Here are examples of how to use these utility functions to explore your vector database.

In [None]:
# List all collections and their basic information
collection_info()

In [None]:
# View detailed schema for a specific collection (replace 'recipes' with your collection name)
view_schema_info('recipes')

## API Key Setup

This project requires several API keys for accessing different services.

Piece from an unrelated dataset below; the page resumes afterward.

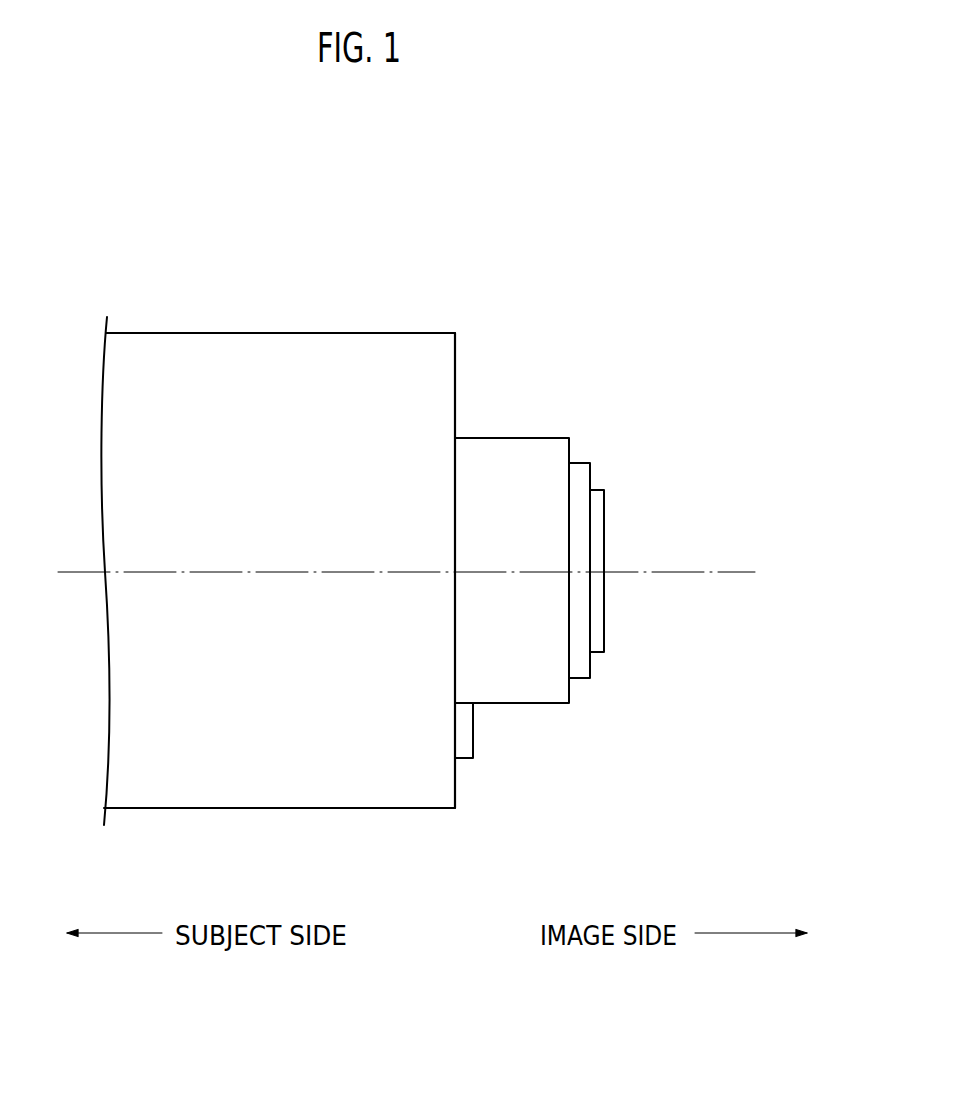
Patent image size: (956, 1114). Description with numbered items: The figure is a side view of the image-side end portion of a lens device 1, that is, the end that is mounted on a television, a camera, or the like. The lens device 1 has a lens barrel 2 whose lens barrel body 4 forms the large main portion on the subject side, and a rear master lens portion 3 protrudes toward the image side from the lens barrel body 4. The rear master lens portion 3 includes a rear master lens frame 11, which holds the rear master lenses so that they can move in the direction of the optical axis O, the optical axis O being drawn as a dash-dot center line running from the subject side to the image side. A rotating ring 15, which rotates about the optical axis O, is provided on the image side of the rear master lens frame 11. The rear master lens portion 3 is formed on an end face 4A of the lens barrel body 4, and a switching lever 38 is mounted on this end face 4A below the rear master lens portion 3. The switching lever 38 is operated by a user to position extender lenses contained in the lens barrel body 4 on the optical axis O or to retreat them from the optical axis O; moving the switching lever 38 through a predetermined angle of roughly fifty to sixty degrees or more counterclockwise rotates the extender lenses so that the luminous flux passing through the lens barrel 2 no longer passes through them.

Follow the instructions below to set up your environment in Kaggle.

### Required API Keys:

1. **Google API Key** - Used for Google services like maps, search, etc.
2. **OpenAI API Key** - For accessing OpenAI models
3. **Google Application Credentials** - JSON file for Google Speech-to-Text service
4. **FoodData Central API Key** - For accessing nutritional data from USDA's FoodData Central

In [None]:
# API Keys Setup
from kaggle_secrets import UserSecretsClient

# Retrieve API keys from Kaggle secrets
# You need to add these secrets to your Kaggle notebook settings first
GOOGLE_API_KEY = UserSecretsClient().get_secret("GOOGLE_API_KEY")
OPENAI_API_KEY = UserSecretsClient().get_secret("OPENAI_API_KEY")
SecretValueJson = UserSecretsClient().get_secret("GOOGLE_APPLICATION_CREDENTIALS") # The JSON content of your Google credentials
OPENFOODFACTS_API_KEY = UserSecretsClient().get_secret("OPENFOODFACTS_API_KEY")

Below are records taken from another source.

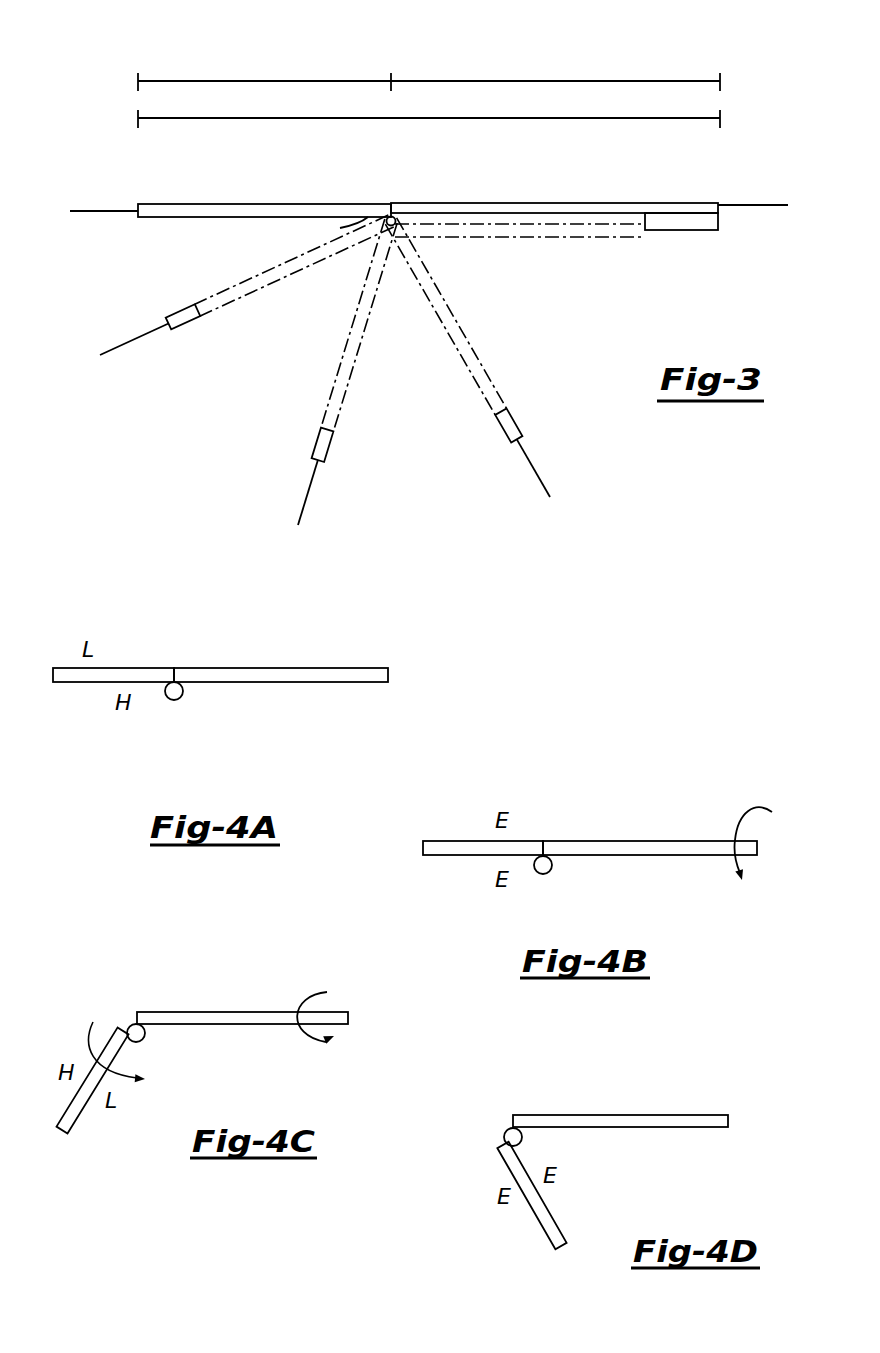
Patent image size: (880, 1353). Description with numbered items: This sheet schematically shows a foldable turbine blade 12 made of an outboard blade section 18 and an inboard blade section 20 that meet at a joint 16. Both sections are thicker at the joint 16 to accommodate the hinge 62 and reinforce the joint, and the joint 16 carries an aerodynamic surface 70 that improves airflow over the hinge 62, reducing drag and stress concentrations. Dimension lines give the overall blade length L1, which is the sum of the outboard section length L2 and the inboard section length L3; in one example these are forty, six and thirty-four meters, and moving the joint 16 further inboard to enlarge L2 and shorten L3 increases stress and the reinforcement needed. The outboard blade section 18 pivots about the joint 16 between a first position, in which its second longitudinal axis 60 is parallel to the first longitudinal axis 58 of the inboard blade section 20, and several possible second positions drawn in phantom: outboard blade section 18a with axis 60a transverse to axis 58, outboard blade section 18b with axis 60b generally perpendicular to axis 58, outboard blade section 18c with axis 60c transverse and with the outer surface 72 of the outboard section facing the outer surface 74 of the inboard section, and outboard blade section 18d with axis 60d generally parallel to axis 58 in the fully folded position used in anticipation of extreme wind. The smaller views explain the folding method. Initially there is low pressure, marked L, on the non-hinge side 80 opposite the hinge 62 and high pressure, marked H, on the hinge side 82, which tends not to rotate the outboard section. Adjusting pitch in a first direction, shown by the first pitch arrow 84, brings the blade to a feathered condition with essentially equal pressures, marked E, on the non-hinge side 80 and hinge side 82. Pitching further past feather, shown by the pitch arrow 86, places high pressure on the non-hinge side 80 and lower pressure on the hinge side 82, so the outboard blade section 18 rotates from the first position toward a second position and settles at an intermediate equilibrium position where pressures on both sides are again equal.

In FIG. 3, the turbine blade 12 is at (332, 140).
In FIG. 4A, the turbine blade 12 is at (132, 643).
In FIG. 3, the joint 16 is at (390, 196).
In FIG. 3, the outboard blade section 18 is at (284, 203).
In FIG. 4A, the outboard blade section 18 is at (65, 682).
In FIG. 4B, the outboard blade section 18 is at (437, 856).
In FIG. 4C, the outboard blade section 18 is at (77, 1118).
In FIG. 4D, the outboard blade section 18 is at (528, 1214).
In FIG. 3, the inboard blade section 20 is at (656, 203).
In FIG. 4A, the inboard blade section 20 is at (372, 682).
In FIG. 4B, the inboard blade section 20 is at (680, 851).
In FIG. 4C, the inboard blade section 20 is at (270, 1025).
In FIG. 4D, the inboard blade section 20 is at (700, 1127).
In FIG. 3, the first longitudinal axis 58 is at (775, 205).
In FIG. 3, the second longitudinal axis 60 is at (80, 211).
In FIG. 3, the second longitudinal axis 60a is at (113, 353).
In FIG. 3, the second longitudinal axis 60b is at (300, 517).
In FIG. 3, the second longitudinal axis 60c is at (543, 483).
In FIG. 3, the second longitudinal axis 60d is at (700, 232).
In FIG. 3, the outboard blade section 18a is at (190, 318).
In FIG. 3, the outboard blade section 18b is at (340, 393).
In FIG. 3, the outboard blade section 18c is at (485, 375).
In FIG. 3, the outboard blade section 18d is at (580, 240).
In FIG. 3, the aerodynamic surface 70 is at (360, 224).
In FIG. 3, the outer surface 72 is at (170, 226).
In FIG. 3, the outer surface 74 is at (724, 220).
In FIG. 4A, the hinge 62 is at (175, 710).
In FIG. 4A, the non-hinge side 80 is at (158, 668).
In FIG. 4B, the non-hinge side 80 is at (526, 841).
In FIG. 4D, the non-hinge side 80 is at (497, 1168).
In FIG. 4A, the hinge side 82 is at (245, 682).
In FIG. 4B, the hinge side 82 is at (460, 856).
In FIG. 4D, the hinge side 82 is at (560, 1221).
In FIG. 4B, the first pitch arrow 84 is at (738, 818).
In FIG. 4C, the pitch arrow 86 is at (325, 990).
In FIG. 3, the length of the turbine blade L1 is at (205, 118).
In FIG. 3, the length of the outboard blade section L2 is at (250, 81).
In FIG. 3, the length of the inboard blade section L3 is at (577, 81).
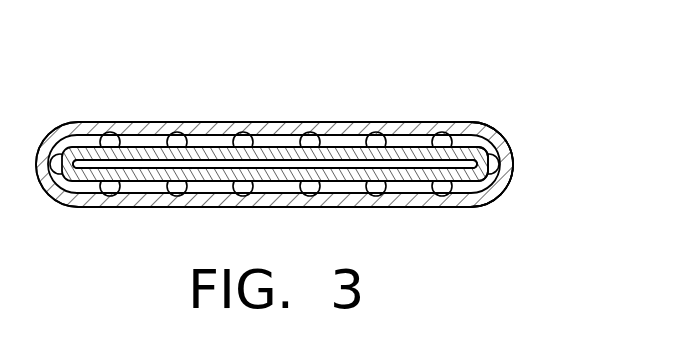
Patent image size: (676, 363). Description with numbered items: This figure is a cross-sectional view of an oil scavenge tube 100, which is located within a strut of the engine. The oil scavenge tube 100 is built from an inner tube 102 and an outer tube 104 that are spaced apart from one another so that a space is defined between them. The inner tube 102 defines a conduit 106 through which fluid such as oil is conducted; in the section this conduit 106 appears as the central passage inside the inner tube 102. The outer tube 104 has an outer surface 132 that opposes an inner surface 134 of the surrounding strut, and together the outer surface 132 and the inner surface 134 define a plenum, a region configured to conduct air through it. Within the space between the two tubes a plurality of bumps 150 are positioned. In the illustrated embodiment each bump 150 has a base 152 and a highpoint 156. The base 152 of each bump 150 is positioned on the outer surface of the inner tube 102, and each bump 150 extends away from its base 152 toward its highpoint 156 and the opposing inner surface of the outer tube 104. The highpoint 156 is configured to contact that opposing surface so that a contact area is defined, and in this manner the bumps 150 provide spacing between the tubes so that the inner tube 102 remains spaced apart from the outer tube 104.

The oil scavenge tube 100 is at (357, 63).
The inner tube 102 is at (401, 172).
The outer tube 104 is at (457, 207).
The conduit 106 is at (290, 165).
The outer surface 132 is at (131, 122).
The inner surface 134 is at (228, 183).
The bump 150 is at (472, 126).
The base 152 is at (445, 158).
The highpoint 156 is at (190, 140).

### How to Set Up Your API Keys in Kaggle

1. **FoodData Central API Key**:
   - Sign up at [USDA FoodData Central API Key Signup](https://fdc.nal.usda.gov/api-key-signup)
   - After registration, you will receive an API key via email
   - In your Kaggle notebook, add this key as a secret named `OPENFOODFACTS_API_KEY`

2. **Google API Key**:
   - Create a project in [Google Cloud Console](https://console.cloud.google.com/)
   - Enable the APIs you need (Maps, Search, etc.)
   - Create an API key in the Credentials section
   - Add this key as a Kaggle secret named `GOOGLE_API_KEY`

3. **Google Application Credentials**:
   - This is required specifically for Speech-to-Text services
   - In Google Cloud Console, create a service account
   - Generate a JSON key file for this service account
   - Copy the entire content of the JSON file
   - Add the JSON content as a Kaggle secret named `GOOGLE_APPLICATION_CREDENTIALS`

4. **OpenAI API Key**:
   - Sign up for an account at [OpenAI](https://openai.com/)
   - Generate an API key from your account dashboard
   - Add this key as a Kaggle secret named `OPENAI_API_KEY`

#### Adding Secrets to Kaggle:
1. In your Kaggle notebook, click on the '⚙️' icon (Settings) in the right sidebar
2. Go to the 'Secrets' section
3. Click 'Add-in secret'
4. Enter the secret name (e.g., `OPENAI_API_KEY`) and value
5. Click 'Save'

Note: If you don't have access to certain APIs, you can adjust the code to work with the APIs you do have access to.